CloudCannon / pagefind

Static low-bandwidth search at scale
https://pagefind.app
MIT License
3.23k stars 99 forks source link

Support Search API in Node.js #519

Open Snugug opened 7 months ago

Snugug commented 7 months ago

First, thanks for the great library!

I'd like to be able to use search through the Node.js API. We've got two usecases for this: the first is to allow search through a serverless function instead of requiring it to be done client-side. The second is to enable search-powered site generation features, like related articles.

Thanks!

bglw commented 7 months ago

This would be great! And fundamentally shouldn't be too hard to get off the ground. If anyone coming across this wants to jump ahead of me on an implementation feel free to do so — just jump in this thread.

Some thoughts for now: (for myself, (or anyone else!) )

The pagefind_web crate in this folder does the heavy lifting of the search, and is currently structured to compile to a WASM target. The lib.rs file exports the interface that coupled_search.ts in the pagefind_web_js folder talks to.

Tackling this, I think the best approach will be:

The main new code to be written will be Rust implementations of the file loading logic currently in the coupled_search.ts file, as this file actually fetches (and gunzips) the resources. Instead, we'll need a native version that can load these files from a target folder on disk. Thankfully the logic for which files to load is already in the Rust space.

Since this will be a new crate, it will be a new package rather than piling on to the pagefind package. We have the @pagefind NPM scope too, to perhaps just @pagefind/search — or @pagefind/local-search to be more verbose about the intended target.

Finally, there is some scoping work to do. It makes sense to reuse the configuration setups from the main pagefind crate — so configuration files, environment variables, and a CLI interface. Less clear is how the CLI interface should behave — I'd love thoughts and opinions from anyone who wants this! e.g. a structured (JSON?) output over stdio? Write matching results to a data file? Keen to scope this out further.
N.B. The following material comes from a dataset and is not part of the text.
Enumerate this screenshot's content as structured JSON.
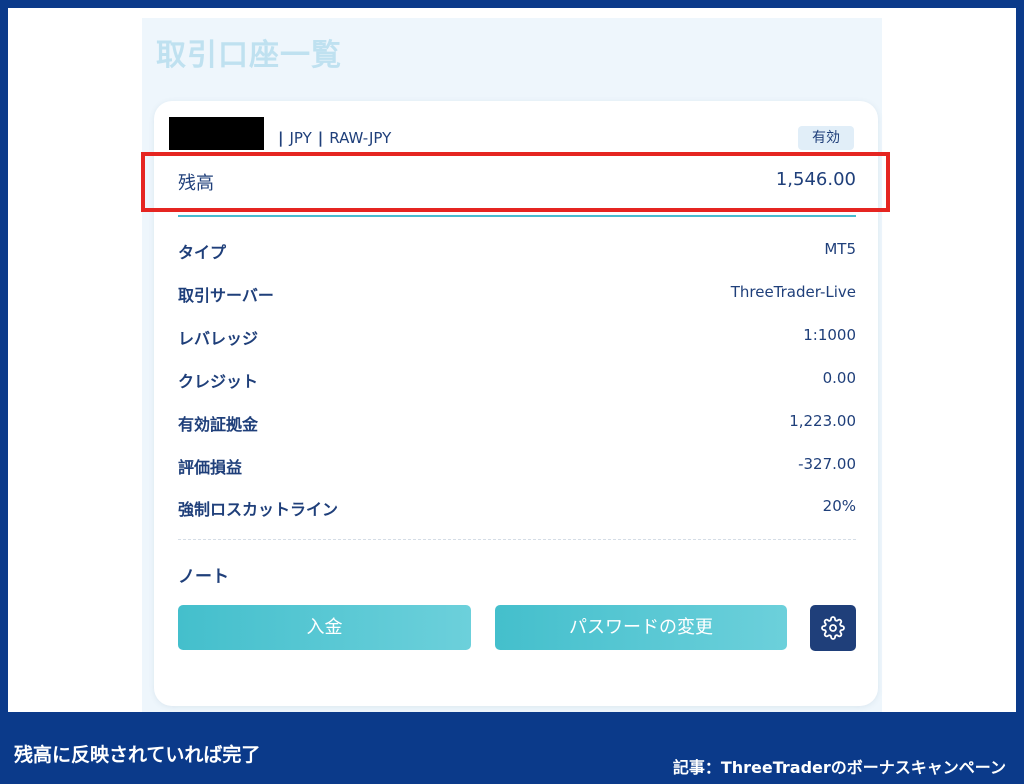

For the NodeJS API, we can copy across the service module from the main crate, and we'll need to make a new package within wrappers for the search package. The design of this API should be a lot more straightforward.


Writing that out actually pads out a bit more than I expected — but mostly plumbing work rather than novel code. I dont imagine getting to this on the order of weeks, but I also don't plan to not do it 😅